Por Rosalinda Alfau Ascuasiati
Viajar está de moda. Las condiciones no cuentan sino marcharse, y cuanto más lejos, ¡mejor!
A la hora de desplazarse, cerca o acullá, el viajante escoge entre ir por tierra, por agua o por aire: ¿carro o tren?, ¿barco?, ¿avión? Si viaja entre continentes, solo tiene las dos últimas opciones. Si es amante del ambiente marino y no lleva premura, la primera le conviene y navegará en paquebote; pero si quiere llegar rápido, como es lo frecuente, preferirá volar en aeroplano.
Efectivamente, quien desea recorrer distancias, largas o no tan distantes, en el menor tiempo posible, prefiere la vía aérea. Pero el viaje en una aeronave supone sufrir molestias, propias a ese medio de locomoción y, otras, de índole distinta y aparición reciente.

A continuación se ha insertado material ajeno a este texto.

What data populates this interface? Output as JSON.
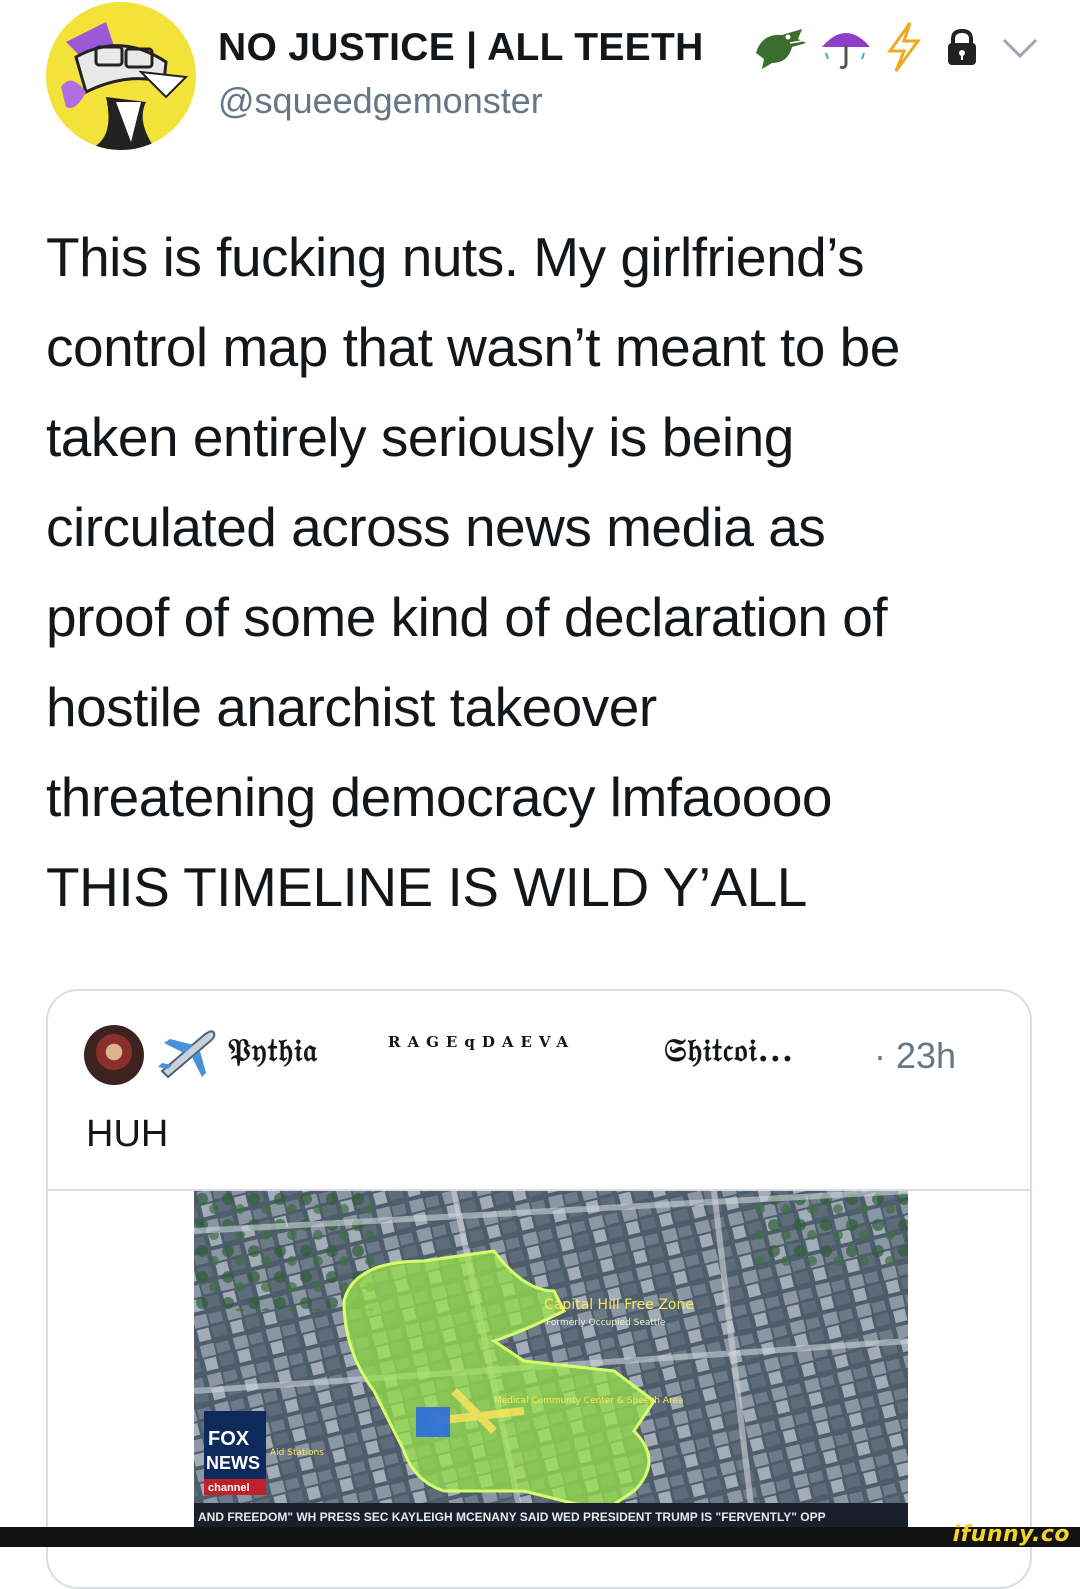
{
  "header": {
    "display_name": "NO JUSTICE | ALL TEETH",
    "name_emojis": [
      "crocodile-emoji",
      "umbrella-emoji",
      "lightning-emoji"
    ],
    "handle": "@squeedgemonster",
    "icons": [
      "lock-icon",
      "chevron-down-icon"
    ]
  },
  "tweet": {
    "text": "This is fucking nuts. My girlfriend’s\ncontrol map that wasn’t meant to be\ntaken entirely seriously is being\ncirculated across news media as\nproof of some kind of declaration of\nhostile anarchist takeover\nthreatening democracy lmfaoooo\nTHIS TIMELINE IS WILD Y’ALL"
  },
  "quoted_tweet": {
    "name_part1": "𝔓𝔶𝔱𝔥𝔦𝔞",
    "name_small": "RAGEqDAEVA",
    "name_part2": "𝔖𝔥𝔦𝔱𝔠𝔬𝔦...",
    "time": "· 23h",
    "text": "HUH",
    "media": {
      "labels": {
        "zone": "Capital Hill Free Zone",
        "zone_sub": "Formerly Occupied Seattle",
        "area_label": "Medical Communty Center & Speech Area",
        "network": "FOX",
        "network2": "NEWS",
        "channel": "channel",
        "stations": "Aid Stations",
        "ticker": "AND FREEDOM\"     WH PRESS SEC KAYLEIGH MCENANY SAID WED PRESIDENT TRUMP IS \"FERVENTLY\" OPP"
      }
    }
  },
  "watermark": "ifunny.co",
  "colors": {
    "avatar_bg": "#f3e23a",
    "handle_gray": "#657786",
    "zone_green": "#9be84a",
    "watermark_yellow": "#f2d42c"
  }
}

Las primeras consisten en mareos, claustrofobia, hinchazón, falta de oxígeno, desarreglo del reloj biológico, riesgo de accidente. Las segundas son, primero, la mala calidad de las prestaciones que el pasajero tiene a bordo y, segundo, las revisiones de su equipaje y de su propia persona, antes de embarcar.
En cuanto a lo primero, hoy, el viajero tiene que contentarse con estrechas butacas, y comer y beber, poco o nada. Anteriormente, cualquiera disfrutaba de asientos cómodos y espaciosos, bebía y comía bien; ahora son servicios de que solo dispone en primera y en clase de negocios.Con respecto a lo segundo, estas molestias se deben esencialmente a medidas de seguridad, motivadas por la amenaza del terrorismo aéreo. En la actualidad, resulta corriente, que al registrarse o pasar migración, haya que deshacerse de un objeto querido, botar su perfume preferido, o echar al basurero el refresco pagado a alto costo en el aeropuerto. A veces, debe ejecutarse ante la cara hosca de un agente que no transige y señala al viajero como vil insurrecto. En cada tránsito, el mismo jaleo: desenfundar su “laptop”, quitarse los zapatos, el cinturón…En definitiva, nada, ni siquiera el peligro tan serio como es el riesgo terrorista en las aeronaves, modifica, al parecer, el apego del individuo por desplazarse, sea lejos, sea cerca, por avión. Sube al aparato y, contento de irse, prefiere no pensar, que entre los pasajeros pueda haber alguno que, en un pestañar, lo lleve a él y a todos, derecho al más allá.